Feature engineering in the input layer?

What about employing feature engineering right in the begining , namely in the input layer?
Is the feature engineering not needed in the input layer or this is exactly what the hidden layers are doing automatically?
Another question: are the neurons in the hidden layers mathematical derivations of the inputs just like the features engineered by using for example length and width of a house to engineer the area?

Hi @Vahdet_Vural ,

Regarding your first question on Feature Engineering:

You can definitively use feature engineering in the input layer. In fact, feature engineering is an important step in the design of the model.

When doing feature engineering you will be selecting and transforming your input features in a way that helps the model learn more effectively.

Feature Engineering can include techniques like normalizing the data, creating new features by combining existing ones, or removing irrelevant or redundant features.


1 Like

Regarding your second question:

The neurons in the layers initially start as the result of a linear transformation (W * a +b) followed by a non-linear transformation (the selected activation function, like ReLU or tanh or any other). In this very first stage, the W of each layer is randomly initialized (there are several algorithms to initialize Ws and b). In the very first hidden layer, the formula would be W * X + b, so this very first hidden layer will take the input, which would include all the features, including those engineered features.
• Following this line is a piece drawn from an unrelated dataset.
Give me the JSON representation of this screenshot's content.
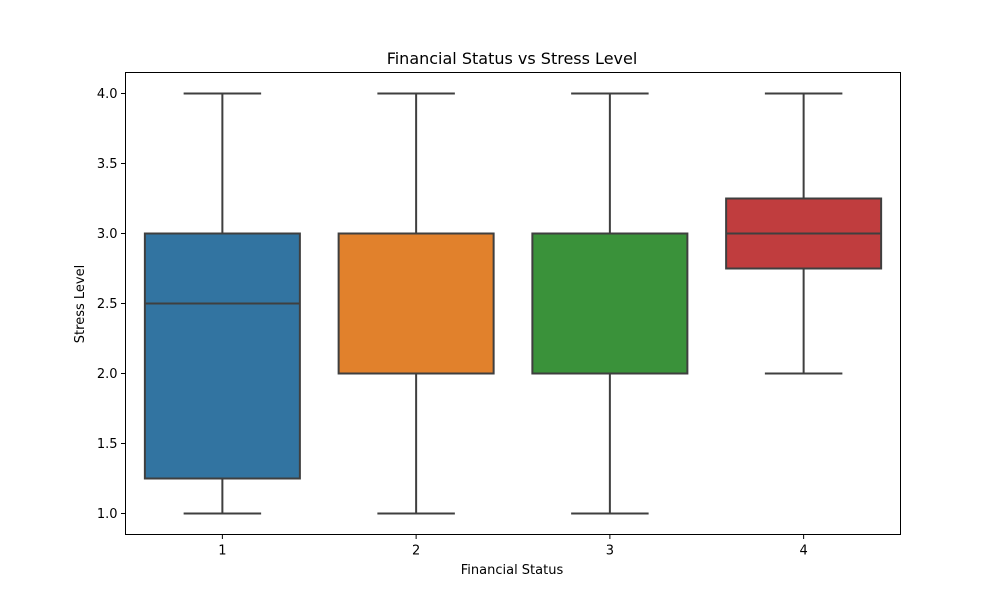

One the training takes effect, the back propagation, which starts with a cost function and goes layer by layer from end to start with derivatives that calculate the gradients, will update the values of W and b in each layer, among other things.

Does it make sense?



Hey Juan,
my sincere thanks. you have helped make it clearer for me.

1 Like

In addition to the good answers: This thread might be of interest with respect to feature engineering:


One of the big motivations for neural networks is that you don’t need to employ feature engineering necessarily, as the hidden layers will find properties of the input data for you. When you introduce feature engineering, you are putting your input data through non-linearities so you can find a hyperplane that linearly separates your data. This is essentially what a neural network does through the use of non-linear activation functions. In essence, the neural network absolves the feature engineering part of the problem from the developer.

Hello @Hokie81!

It’s me again :wink: I completely agree with you that NN is by itself doing feature engineering and it is also what makes NN so powerful!

On the other hand, if I know I can engineer some features myself by multiplication that will help the model, I won’t hesistate to do it, because there is also limitations such as that NN is not the best in multiplying. We know a Dense layer is only weighted-adding some features up.

Now I am not saying NN can’t handle multiplication, instead, with enough neurons NN may still be able to resemble multiplied features through additions. However, we can save some time if we just give NN our own engineered features.